Filme de Borg e McEnroe explora nuance de dois mitos do tênis
Repare bem. Sempre que uma produção inspirada na trajetória de um atleta chega aos cinemas, a equipe responsável pela divulgação do lançamento enfatiza que “o filme vai muito além do esporte”.
Como se nos dissessem que o esporte, por si só, não é capaz de oferecer a riqueza dramática necessária para a construção de um filme convincente. Que o leitor não se surpreenda, portanto, se encontrar em um desses cartazes de publicidade platitudes como: “‘Borg vs McEnroe’ é bem mais do que um filme sobre tênis”.
É, sim, um filme sobre tênis —muito bom, aliás.
Esporte rende bom cinema de ficção desde que o diretor, além de talentoso, entenda do assunto, como já demonstraram Martin Scorsese em “Touro Indomável” (1980), sobre boxe, e John Frankenheimer em “Grand Prix” (1966), a respeito de automobilismo.

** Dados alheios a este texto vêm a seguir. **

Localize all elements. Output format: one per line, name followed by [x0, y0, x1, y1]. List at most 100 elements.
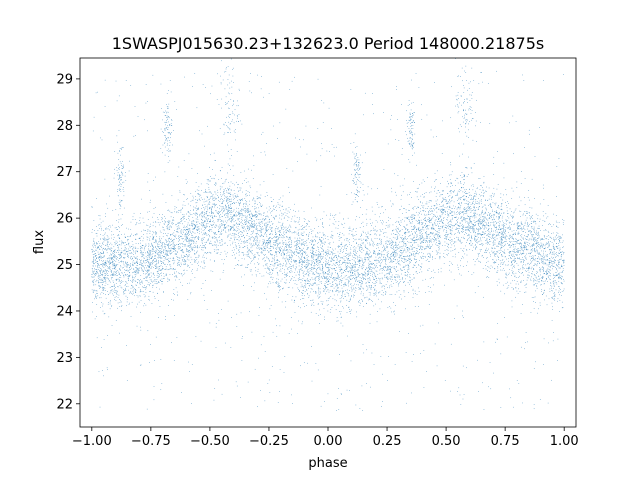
data-point	[468, 219, 470, 221]
data-point	[465, 189, 467, 190]
data-point	[528, 190, 529, 191]
data-point	[244, 220, 245, 221]
data-point	[513, 249, 514, 251]
data-point	[427, 177, 428, 178]
data-point	[428, 217, 430, 218]
data-point	[316, 269, 317, 270]
data-point	[429, 246, 431, 248]
data-point	[481, 219, 483, 221]
data-point	[554, 253, 556, 254]
data-point	[383, 212, 384, 214]
data-point	[331, 259, 333, 261]
data-point	[332, 284, 333, 285]
data-point	[105, 245, 106, 246]
data-point	[204, 242, 206, 243]
data-point	[132, 258, 133, 259]
data-point	[554, 298, 555, 300]
data-point	[500, 262, 502, 264]
data-point	[339, 234, 340, 235]
data-point	[274, 255, 275, 257]
data-point	[436, 207, 437, 209]
data-point	[251, 274, 253, 276]
data-point	[102, 261, 104, 263]
data-point	[499, 216, 500, 218]
data-point	[101, 282, 102, 283]
data-point	[392, 266, 394, 268]
data-point	[132, 287, 134, 289]
data-point	[353, 259, 355, 261]
data-point	[277, 202, 279, 203]
data-point	[316, 284, 318, 286]
data-point	[265, 226, 267, 228]
data-point	[289, 229, 290, 231]
data-point	[494, 242, 496, 244]
data-point	[432, 227, 434, 229]
data-point	[548, 243, 550, 245]
data-point	[470, 203, 472, 205]
data-point	[481, 231, 483, 233]
data-point	[429, 241, 430, 242]
data-point	[265, 263, 267, 265]
data-point	[261, 252, 263, 254]
data-point	[125, 274, 127, 276]
data-point	[244, 215, 246, 217]
data-point	[427, 219, 429, 220]
data-point	[398, 283, 399, 285]
data-point	[313, 254, 315, 255]
data-point	[272, 223, 274, 224]
data-point	[518, 233, 519, 235]
data-point	[223, 191, 224, 193]
data-point	[360, 245, 362, 246]
data-point	[198, 255, 200, 257]
data-point	[451, 190, 452, 191]
data-point	[432, 250, 433, 252]
data-point	[419, 268, 421, 270]
data-point	[238, 264, 240, 266]
data-point	[245, 206, 246, 207]
data-point	[314, 277, 316, 279]
data-point	[442, 191, 444, 192]
data-point	[312, 299, 314, 301]
data-point	[399, 241, 400, 243]
data-point	[289, 243, 290, 245]
data-point	[295, 226, 297, 228]
data-point	[202, 226, 204, 228]
data-point	[118, 244, 120, 245]
data-point	[439, 236, 440, 237]
data-point	[291, 277, 293, 279]
data-point	[379, 250, 380, 251]
data-point	[422, 242, 424, 243]
data-point	[236, 215, 238, 216]
data-point	[183, 232, 184, 234]
data-point	[520, 250, 521, 252]
data-point	[409, 231, 410, 233]
data-point	[440, 211, 442, 213]
data-point	[422, 179, 424, 181]
data-point	[355, 280, 357, 281]
data-point	[538, 261, 539, 263]
data-point	[398, 276, 400, 277]
data-point	[119, 280, 120, 282]
data-point	[488, 198, 490, 200]
data-point	[324, 241, 326, 243]
data-point	[247, 222, 249, 224]
data-point	[284, 271, 285, 273]
data-point	[466, 249, 468, 251]
data-point	[178, 264, 180, 266]
data-point	[288, 245, 289, 246]
data-point	[190, 251, 192, 253]
data-point	[237, 264, 238, 265]
data-point	[521, 224, 523, 225]
data-point	[423, 196, 425, 197]
data-point	[409, 261, 411, 262]
data-point	[318, 259, 320, 261]
data-point	[148, 246, 149, 247]
data-point	[278, 248, 280, 249]
data-point	[500, 239, 502, 241]
data-point	[367, 248, 369, 250]
data-point	[274, 209, 275, 210]
data-point	[414, 217, 415, 218]
data-point	[97, 272, 98, 273]
data-point	[553, 237, 554, 239]
data-point	[556, 222, 558, 223]
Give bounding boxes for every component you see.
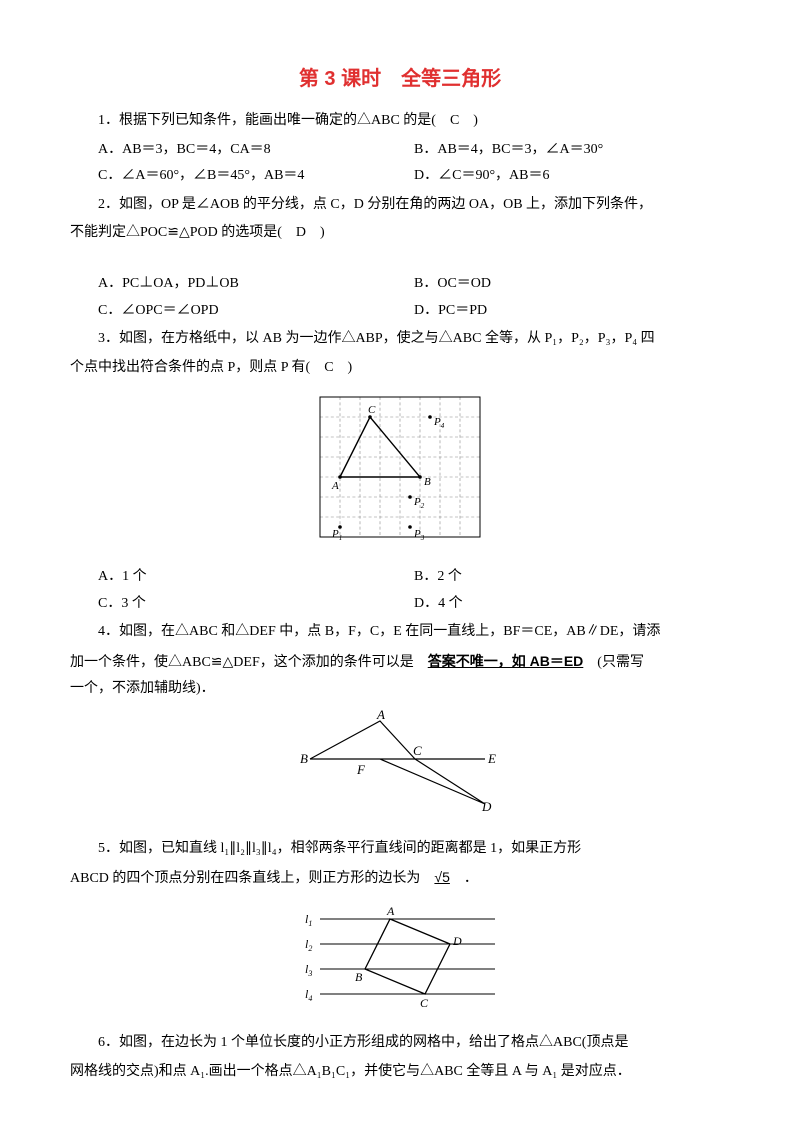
q3-stem2: 个点中找出符合条件的点 P，则点 P 有( C ) <box>70 355 730 382</box>
svg-text:l3: l3 <box>305 962 312 978</box>
q3-a: A．1 个 <box>98 564 414 591</box>
q5-stem3: ． <box>450 871 478 886</box>
svg-text:P3: P3 <box>413 528 425 542</box>
svg-text:D: D <box>452 934 462 948</box>
q2-stem2: 不能判定△POC≌△POD 的选项是( D ) <box>70 220 730 247</box>
svg-text:l1: l1 <box>305 912 312 928</box>
q2-c: C．∠OPC＝∠OPD <box>98 298 414 325</box>
q3-c: C．3 个 <box>98 591 414 618</box>
svg-text:A: A <box>386 904 395 918</box>
q4-stem4: 一个，不添加辅助线)． <box>70 676 730 703</box>
q3-figure: A B C P1 P2 P3 P4 <box>70 387 730 558</box>
q5-stem2: ABCD 的四个顶点分别在四条直线上，则正方形的边长为 <box>70 871 434 886</box>
svg-text:B: B <box>355 970 363 984</box>
svg-text:E: E <box>487 751 496 766</box>
q2-d: D．PC＝PD <box>414 298 730 325</box>
q2-stem1: 2．如图，OP 是∠AOB 的平分线，点 C，D 分别在角的两边 OA，OB 上… <box>70 192 730 219</box>
svg-text:D: D <box>481 799 492 814</box>
q4-stem2: 加一个条件，使△ABC≌△DEF，这个添加的条件可以是 <box>70 655 428 670</box>
q2-a: A．PC⊥OA，PD⊥OB <box>98 271 414 298</box>
q4-stem1: 4．如图，在△ABC 和△DEF 中，点 B，F，C，E 在同一直线上，BF＝C… <box>70 619 730 646</box>
svg-text:C: C <box>368 404 376 416</box>
svg-text:P1: P1 <box>331 528 342 542</box>
svg-text:l2: l2 <box>305 937 312 953</box>
svg-text:A: A <box>331 480 339 492</box>
q5-line2: ABCD 的四个顶点分别在四条直线上，则正方形的边长为 √5 ． <box>70 864 730 893</box>
q3-b: B．2 个 <box>414 564 730 591</box>
q1-a: A．AB＝3，BC＝4，CA＝8 <box>98 137 414 164</box>
q5-stem1: 5．如图，已知直线 l₁∥l₂∥l₃∥l₄，相邻两条平行直线间的距离都是 1，如… <box>70 836 730 863</box>
q3-choices2: C．3 个 D．4 个 <box>98 591 730 618</box>
q1-b: B．AB＝4，BC＝3，∠A＝30° <box>414 137 730 164</box>
q1-stem: 1．根据下列已知条件，能画出唯一确定的△ABC 的是( C ) <box>70 108 730 135</box>
q4-answer: 答案不唯一，如 AB＝ED <box>428 653 584 669</box>
q4-line2: 加一个条件，使△ABC≌△DEF，这个添加的条件可以是 答案不唯一，如 AB＝E… <box>70 648 730 677</box>
q5-figure: l1 l2 l3 l4 A D B C <box>70 899 730 1025</box>
svg-text:B: B <box>300 751 308 766</box>
q5-answer: √5 <box>434 869 449 885</box>
q3-d: D．4 个 <box>414 591 730 618</box>
svg-text:P2: P2 <box>413 496 425 510</box>
q2-choices: A．PC⊥OA，PD⊥OB B．OC＝OD <box>98 271 730 298</box>
svg-text:F: F <box>356 762 366 777</box>
svg-text:C: C <box>413 743 422 758</box>
q3-stem1: 3．如图，在方格纸中，以 AB 为一边作△ABP，使之与△ABC 全等，从 P₁… <box>70 326 730 353</box>
page-title: 第 3 课时 全等三角形 <box>70 60 730 98</box>
q2-b: B．OC＝OD <box>414 271 730 298</box>
svg-text:B: B <box>424 476 431 488</box>
svg-text:C: C <box>420 996 429 1010</box>
q1-d: D．∠C＝90°，AB＝6 <box>414 163 730 190</box>
q4-stem3: (只需写 <box>583 655 644 670</box>
q1-c: C．∠A＝60°，∠B＝45°，AB＝4 <box>98 163 414 190</box>
svg-text:A: A <box>376 709 385 722</box>
q6-stem1: 6．如图，在边长为 1 个单位长度的小正方形组成的网格中，给出了格点△ABC(顶… <box>70 1030 730 1057</box>
q2-choices2: C．∠OPC＝∠OPD D．PC＝PD <box>98 298 730 325</box>
q3-choices: A．1 个 B．2 个 <box>98 564 730 591</box>
q6-stem2: 网格线的交点)和点 A₁.画出一个格点△A₁B₁C₁，并使它与△ABC 全等且 … <box>70 1059 730 1086</box>
q4-figure: A B C D E F <box>70 709 730 830</box>
q1-choices2: C．∠A＝60°，∠B＝45°，AB＝4 D．∠C＝90°，AB＝6 <box>98 163 730 190</box>
svg-text:P4: P4 <box>433 416 445 430</box>
q1-choices: A．AB＝3，BC＝4，CA＝8 B．AB＝4，BC＝3，∠A＝30° <box>98 137 730 164</box>
svg-text:l4: l4 <box>305 987 312 1003</box>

Mal se vê esse tipo de cineasta neste século 21.
Ron Howard chegou a dizer que não era um grande conhecedor de F-1, o que não o impediu de comandar “Rush - No Limite da Emoção” (2013), que mostrava a rivalidade entre James Hunt e Nikki Lauda na principal categoria do automobilismo.
Mas Janus Metz é uma exceção. Entende de cinema e do universo do tênis.
O sueco dirige o filme baseado no encontro de dois dos maiores nomes desse esporte na final de Wimbledon, em 1980. Àquela altura, o também sueco Björn Borg (Sverrir Gudnason) e o norte-americano John McEnroe (Shia LaBeouf ) já tinham se enfrentado sete vezes, mas nenhuma das partidas carregava o peso histórico do torneio de Londres, considerado por muitos o mais relevante.
O destro Borg era um jogador de fundo de quadra. Mais ousado, o canhoto McEnroe subia à rede com frequência para atacar o adversário.
Havia contraste entre os estilos de jogo, assim como entre os temperamentos —ao menos aparentemente. “IceBorg”, como era chamado, impressionava como um atleta metódico. Já McEnroe, uma interpretação notável de LaBeouf, tinha reações explosivas em quadra e fora dela.
São esses os retratos apresentados em um primeiro momento. Mas “Borg vs McEnroe” logo explora nuances de ambas as personalidades, dissipando o maniqueísmo.
De nada valeria esse desenvolvimento eficiente dos personagens se o jogo propriamente decepcionasse.
Pelo contrário. É sobre a grama de Wimbledon que Metz e sua equipe exibem alto nível de criatividade e de precisão técnica.
Os tenistas são vistos ora à distância, em lances inacreditáveis, ora em detalhes, com braços e pernas em gestos vigorosos. Os movimentos das câmeras (algumas portáteis) e a música dão à partida ares de batalha e, em seguida, mostram o jogo como uma coreografia, em que atletas-bailarinos extraem do tênis todo o deleite que o esporte pode oferecer.
“Borg vs McEnroe” trata o tênis como ele merece. Os mitos das quadras agradecem, assim como nós, admiradores do cinema e do esporte.